Que pouvait ressentir Gabrielle pour ne se vêtir qu’autour de cette teinte ?.Une émotion de peine piqua son cœur, il ne savait que répondre. Ils se connaissaient si peu.

Rien de commun ne semblait les unir. Qu’avait-il à partager avec cette sœur de dix-neuf ans dont la mère avait rencontré son père lors du bal de campagne, un soir de 13 juillet ? Dans le village de Montferrand accroché à la colline, la maison abritait la nouvelle union et les deux enfants étaient entrés dans une vie qu’ils n’avaient pas choisie.

Se ressaisissant, Cyril extrapola une autre approche en optant pour un rassemblement par genre, les pantalons ensemble, les vestes, puis les robes, les jupes en terminant par les hauts.

C’est de cette façon qu’il imaginait l’habillement des filles !

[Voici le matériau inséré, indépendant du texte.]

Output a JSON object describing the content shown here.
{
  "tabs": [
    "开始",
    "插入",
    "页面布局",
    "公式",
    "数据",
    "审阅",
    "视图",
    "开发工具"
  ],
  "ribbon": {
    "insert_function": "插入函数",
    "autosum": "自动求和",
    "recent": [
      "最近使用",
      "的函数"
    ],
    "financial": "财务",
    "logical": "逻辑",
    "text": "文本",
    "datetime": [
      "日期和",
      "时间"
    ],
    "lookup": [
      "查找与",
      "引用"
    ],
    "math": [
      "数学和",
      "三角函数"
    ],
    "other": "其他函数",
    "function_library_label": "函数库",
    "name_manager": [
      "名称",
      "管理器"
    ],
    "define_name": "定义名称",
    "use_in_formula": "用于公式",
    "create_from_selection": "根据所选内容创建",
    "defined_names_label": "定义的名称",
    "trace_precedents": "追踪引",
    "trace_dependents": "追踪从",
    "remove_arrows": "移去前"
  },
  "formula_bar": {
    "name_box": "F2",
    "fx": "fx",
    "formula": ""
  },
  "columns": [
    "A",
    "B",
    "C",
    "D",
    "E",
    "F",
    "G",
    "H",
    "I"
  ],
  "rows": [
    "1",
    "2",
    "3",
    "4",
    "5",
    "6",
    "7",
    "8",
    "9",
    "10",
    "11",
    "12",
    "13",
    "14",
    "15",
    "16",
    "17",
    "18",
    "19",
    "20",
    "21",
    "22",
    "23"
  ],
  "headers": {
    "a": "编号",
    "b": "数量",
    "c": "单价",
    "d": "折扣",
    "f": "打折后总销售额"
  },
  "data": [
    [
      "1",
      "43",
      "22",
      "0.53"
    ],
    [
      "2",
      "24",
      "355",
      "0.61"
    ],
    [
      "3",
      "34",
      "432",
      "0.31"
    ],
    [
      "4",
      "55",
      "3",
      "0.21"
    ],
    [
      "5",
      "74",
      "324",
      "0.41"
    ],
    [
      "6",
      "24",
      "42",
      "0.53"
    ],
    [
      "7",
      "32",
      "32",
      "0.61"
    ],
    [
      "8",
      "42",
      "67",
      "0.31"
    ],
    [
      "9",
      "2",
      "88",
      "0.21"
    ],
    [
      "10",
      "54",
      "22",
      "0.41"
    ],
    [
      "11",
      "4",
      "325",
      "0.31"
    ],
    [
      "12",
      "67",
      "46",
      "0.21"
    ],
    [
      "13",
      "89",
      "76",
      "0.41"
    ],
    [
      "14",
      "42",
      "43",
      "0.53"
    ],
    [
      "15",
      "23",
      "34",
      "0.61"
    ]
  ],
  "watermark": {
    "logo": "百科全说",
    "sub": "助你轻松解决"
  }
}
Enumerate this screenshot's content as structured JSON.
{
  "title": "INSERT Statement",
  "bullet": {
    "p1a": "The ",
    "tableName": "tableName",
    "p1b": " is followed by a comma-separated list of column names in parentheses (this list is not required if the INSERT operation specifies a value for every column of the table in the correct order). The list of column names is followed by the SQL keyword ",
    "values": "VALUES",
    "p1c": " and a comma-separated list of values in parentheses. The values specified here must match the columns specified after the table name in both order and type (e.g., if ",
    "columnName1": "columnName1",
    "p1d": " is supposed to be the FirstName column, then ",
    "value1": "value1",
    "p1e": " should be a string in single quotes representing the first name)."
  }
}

Son tri commença mais s’arrêta tout aussitôt, ne trouvant que des pantalons et des hauts. Alors il tenta une dernière hypothèse, associer chaque haut à son bas.

Les longues pattes fuselées trouvaient à  côtoyer les blouses à jabot, les ponts se rapprochaient des marinières courtes laissant imaginer un nombril exhibé, les éléphants convolaient avec les broderies finement tissées et enfin les tailles basses s’acoquinaient avec les hauts chics et sages.

Lorsque l’heure arriva à sa fin, il était assez content de son travail et s’assit sur le fauteuil.

De longues minutes s’écoulèrent, Gabrielle ne revint pas.

Cyril sortit, alors, de l’épaisse demeure, le soleil flamboyant lui offrait une lumière intense et soudaine, contrastant avec le noir de la garde-robe qu’il venait de ranger. Il s’installa sur le banc dont les pierres étaient chaudes et attendit Gabrielle.

Elle arriva en lui lançant, « alors, t’as réparé !! ». Il la regarda, satisfait. « Oui, dit-il, et c’est encore mieux qu’avant ! ». « Mieux qu’avant, que veux-tu dire ? ».

Puis, il se tut, ne trouvant aucune explication à donner.

Gabrielle rentra et se dirigea vers sa chambre puis ouvrit les portes des armoires. Elle observa l’organisation de Cyril et sourit, sentant que ce bout de frère avait du bon sens.

« Cyril, Cyril, viens ! ». Cyril la rejoignit, espérant une remarque, un petit signe qui leur permettrait de se connaître davantage.

« Raconte-moi », lui demanda Gabrielle.

« J’ai cherché les couleurs, puis les genres, et enfin je me suis arrêtée sur les associations de tenue. Je n’ai vu que du noir, des pantalons et des hauts. Alors je les ai mariés. »

Gabrielle était touchée par ce que lui disait Cyril, des larmes coulèrent sur ses joues. Elle avait opté pour le noir car elle trouvait que cela faisait oublier ses rondeurs.

« Où as-tu appris à combiner les matières ?. Je trouve tes propositions étonnantes et cela me donne de nouvelles idées pour m’habiller ».

Gabrielle mit sa main sur l’épaule de Cyril et l’embrassa. Ils commençaient juste à se rencontrer.